Breaking free from the debt cycle requires more than just good financial decisions—it demands a shift in mindset, along with a clear, actionable plan. According to Jendee De Guzman, a Registered Financial Planner, it’s the combination of disciplined financial planning and changing how you think about money that helps you break free.
“I realized that financial planning is not just about saving money, it’s about knowing how to manage what you have,” De Guzman shared. Growing up in a family that struggled financially, she witnessed firsthand how debt can spiral out of control when not properly managed. Her parents’ credit card debts and loans, which she thought were normal at the time, became a burden that only worsened over time. “I thought debt was just part of life,” she said. “But I learned it doesn’t have to be that way.”
The key to getting out of debt, according to De Guzman, is understanding where your money goes and creating a plan to pay it down. “When I started tracking my expenses, I realized how much was going to interest payments. The first step is to stop the cycle—by prioritizing which debts to pay off first and setting realistic goals.”
But beyond strategy, De Guzman emphasizes the importance of shifting your mindset. “Many people view debt as just a normal part of life. You need to shift your thinking and believe that you can live debt-free,” she said. “That change in perspective is just as important as financial planning.”
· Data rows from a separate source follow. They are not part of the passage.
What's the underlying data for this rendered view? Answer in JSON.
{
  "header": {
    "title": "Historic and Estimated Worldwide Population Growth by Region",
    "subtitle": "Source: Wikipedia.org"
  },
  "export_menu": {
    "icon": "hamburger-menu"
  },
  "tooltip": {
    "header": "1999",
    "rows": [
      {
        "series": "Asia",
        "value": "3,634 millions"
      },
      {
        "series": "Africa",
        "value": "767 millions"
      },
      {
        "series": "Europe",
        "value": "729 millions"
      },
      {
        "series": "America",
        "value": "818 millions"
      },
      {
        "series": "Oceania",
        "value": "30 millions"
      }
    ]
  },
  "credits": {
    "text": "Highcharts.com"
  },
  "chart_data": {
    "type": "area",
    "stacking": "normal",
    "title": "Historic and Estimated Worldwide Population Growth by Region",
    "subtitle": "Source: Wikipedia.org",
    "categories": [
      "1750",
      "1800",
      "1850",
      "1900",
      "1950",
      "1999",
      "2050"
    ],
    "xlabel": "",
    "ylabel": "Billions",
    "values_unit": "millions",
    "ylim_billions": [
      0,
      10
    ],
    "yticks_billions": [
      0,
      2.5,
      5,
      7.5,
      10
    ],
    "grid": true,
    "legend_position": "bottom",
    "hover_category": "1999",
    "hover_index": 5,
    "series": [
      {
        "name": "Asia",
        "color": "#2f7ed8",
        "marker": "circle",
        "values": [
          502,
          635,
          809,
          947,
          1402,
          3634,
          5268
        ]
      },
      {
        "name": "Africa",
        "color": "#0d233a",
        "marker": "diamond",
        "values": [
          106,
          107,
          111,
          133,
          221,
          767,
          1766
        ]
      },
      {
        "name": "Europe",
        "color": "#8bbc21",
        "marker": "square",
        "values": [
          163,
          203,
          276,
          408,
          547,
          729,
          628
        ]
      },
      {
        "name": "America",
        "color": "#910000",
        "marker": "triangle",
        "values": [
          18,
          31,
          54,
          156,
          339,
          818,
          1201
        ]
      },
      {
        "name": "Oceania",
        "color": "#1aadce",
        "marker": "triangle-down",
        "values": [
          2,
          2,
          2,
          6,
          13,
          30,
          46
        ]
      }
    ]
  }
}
To prevent falling back into debt, De Guzman suggests building an emergency fund. “Having an emergency fund protects you from relying on credit when unexpected expenses arise,” she explained. “It gives you peace of mind knowing that you won’t have to go deeper into debt when life throws you a curveball.”
De Guzman’s approach is clear: breaking the debt cycle requires financial discipline, a shift in mindset, and a clear strategy to take control of your financial future.